Lors des premières occupations d'églises par des réfugiés clandestins, notre conscience a été interpellée. Les premières grèves de la faim entamées par eux nous ont même heurtés. Les délogements musclés des sanctuaires par les forces de l'ordre nous ont choqués. Le débat a fait rage dans la presse et l'opinion publique, tout comme les autorités ecclésiastiques, s'est sentie prise en otage par une question à laquelle elle ne se sentait pas directement concernée. De quel droit peut-on violer l'hospitalité des lieux de prières? Peut-on accepter le chantage des sans-papiers qui entament une grève de la faim pour obtenir leur droit de séjour, ou pire, la menace au suicide en grimpant sur une grue?
Hudûd de Féderico Ariu
Il y a une dizaine d'années, tous ces événements avaient bouleversés le débat politique des sociétés européennes calfeutrées dans l'espace Schengen. Actuellement il faut des films comme Welcome de Philippe Lioret pour relancer la discussion. Un récit mis en scène peut avoir un impact plus fort sur les esprits.
Hudûd, le court métrage de fiction, librement inspirés de faits réels, que Federico Ariu vient de terminer, est l'histoire de réfugiés iraniens, clandestins depuis des années à Bruxelles, en quête de régularisation de leur situation. Bien que l'Iran soit reconnu comme état bafouant les droits de l'homme et de ce fait les demandes d'asile politique de ses ressortissant recevables, des hommes, des femmes, des jeunes et des enfants, qui arrivent à nos frontières et demandent la protection aux autorités de notre pays, voient leur dossier se perdre dans les tas de cas à classer. L'attente peut durer une dizaine d'années.
Dans ce film, en désespoir de cause, certains réfugiés, mais ceci n'est qu'une fiction, ont entamés une grève de la faim, occupant une église bruxelloise. Au moment du débarquement de la police pour les déloger, deux d'entre eux ont tenté de s'immoler, tandis qu'un de leur compagnon se cousait les lèvres.
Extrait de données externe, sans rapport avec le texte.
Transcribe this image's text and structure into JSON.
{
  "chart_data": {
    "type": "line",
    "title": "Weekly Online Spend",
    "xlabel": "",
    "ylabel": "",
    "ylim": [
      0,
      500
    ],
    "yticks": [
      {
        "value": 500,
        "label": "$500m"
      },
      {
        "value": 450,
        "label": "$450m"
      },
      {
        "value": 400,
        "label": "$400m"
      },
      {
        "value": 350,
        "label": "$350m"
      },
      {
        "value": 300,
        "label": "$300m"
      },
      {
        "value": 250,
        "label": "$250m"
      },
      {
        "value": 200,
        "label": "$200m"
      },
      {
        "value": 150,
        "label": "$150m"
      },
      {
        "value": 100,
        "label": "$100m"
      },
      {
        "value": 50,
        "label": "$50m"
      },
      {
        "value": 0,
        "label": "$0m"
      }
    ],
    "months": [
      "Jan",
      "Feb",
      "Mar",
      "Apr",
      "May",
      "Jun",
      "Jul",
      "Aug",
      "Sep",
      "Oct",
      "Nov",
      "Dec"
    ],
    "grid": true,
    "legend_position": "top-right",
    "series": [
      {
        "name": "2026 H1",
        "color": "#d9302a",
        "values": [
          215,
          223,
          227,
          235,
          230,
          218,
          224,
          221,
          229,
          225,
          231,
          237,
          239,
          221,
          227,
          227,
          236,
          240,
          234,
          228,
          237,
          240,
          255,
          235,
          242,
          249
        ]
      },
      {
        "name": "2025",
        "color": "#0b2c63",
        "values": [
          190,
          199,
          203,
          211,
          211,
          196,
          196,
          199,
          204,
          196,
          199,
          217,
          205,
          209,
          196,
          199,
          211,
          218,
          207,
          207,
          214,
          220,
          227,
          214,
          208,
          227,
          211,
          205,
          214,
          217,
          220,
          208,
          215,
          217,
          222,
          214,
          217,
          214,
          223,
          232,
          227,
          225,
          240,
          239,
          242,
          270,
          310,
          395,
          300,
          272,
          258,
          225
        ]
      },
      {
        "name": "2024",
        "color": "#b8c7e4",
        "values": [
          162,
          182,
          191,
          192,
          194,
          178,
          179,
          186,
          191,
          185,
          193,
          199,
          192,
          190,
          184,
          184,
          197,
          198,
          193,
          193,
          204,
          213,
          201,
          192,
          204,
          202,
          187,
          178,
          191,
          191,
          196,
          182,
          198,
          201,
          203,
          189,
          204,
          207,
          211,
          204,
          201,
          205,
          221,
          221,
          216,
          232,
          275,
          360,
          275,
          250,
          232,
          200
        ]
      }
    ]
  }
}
Mais précisons encore, qu'il s'agit-là d'une fiction... Le héros de ce film, Shayan, jeune iranien d'une vingtaine d'années ayant fuit la répression sévissant à l'égard des homosexuels (pendaison publique), harassé de toujours se cacher des autorités, a décidé de grimper au haut d'une grue de construction (mais, répétons-le, c'est une fiction).
Hudûd est le premier court métrage signé par ce jeune réalisateur autodidacte, qui, a force de persévérance et ténacité, a reçu l'aide de la Commission du film, ainsi que du VAF. Hudûd, qui signifie en perse, frontières, limites et par extension, dans le droit iranien, peine non modulable par le jugement humain contre des crimes considérés comme suprêmes (blasphèmes, non respect de la religion, homosexualité, etc.) commence son parcours festivalier, par une première étape outre-Atlantique. Il a été primé parmi les meilleurs courts métrages de contestation par le magazine du cinéma américain Moving Pictures Magazine. On souhaite à son réalisateur, Federico Ariu, un avenir plus ouvert que celui de son héros.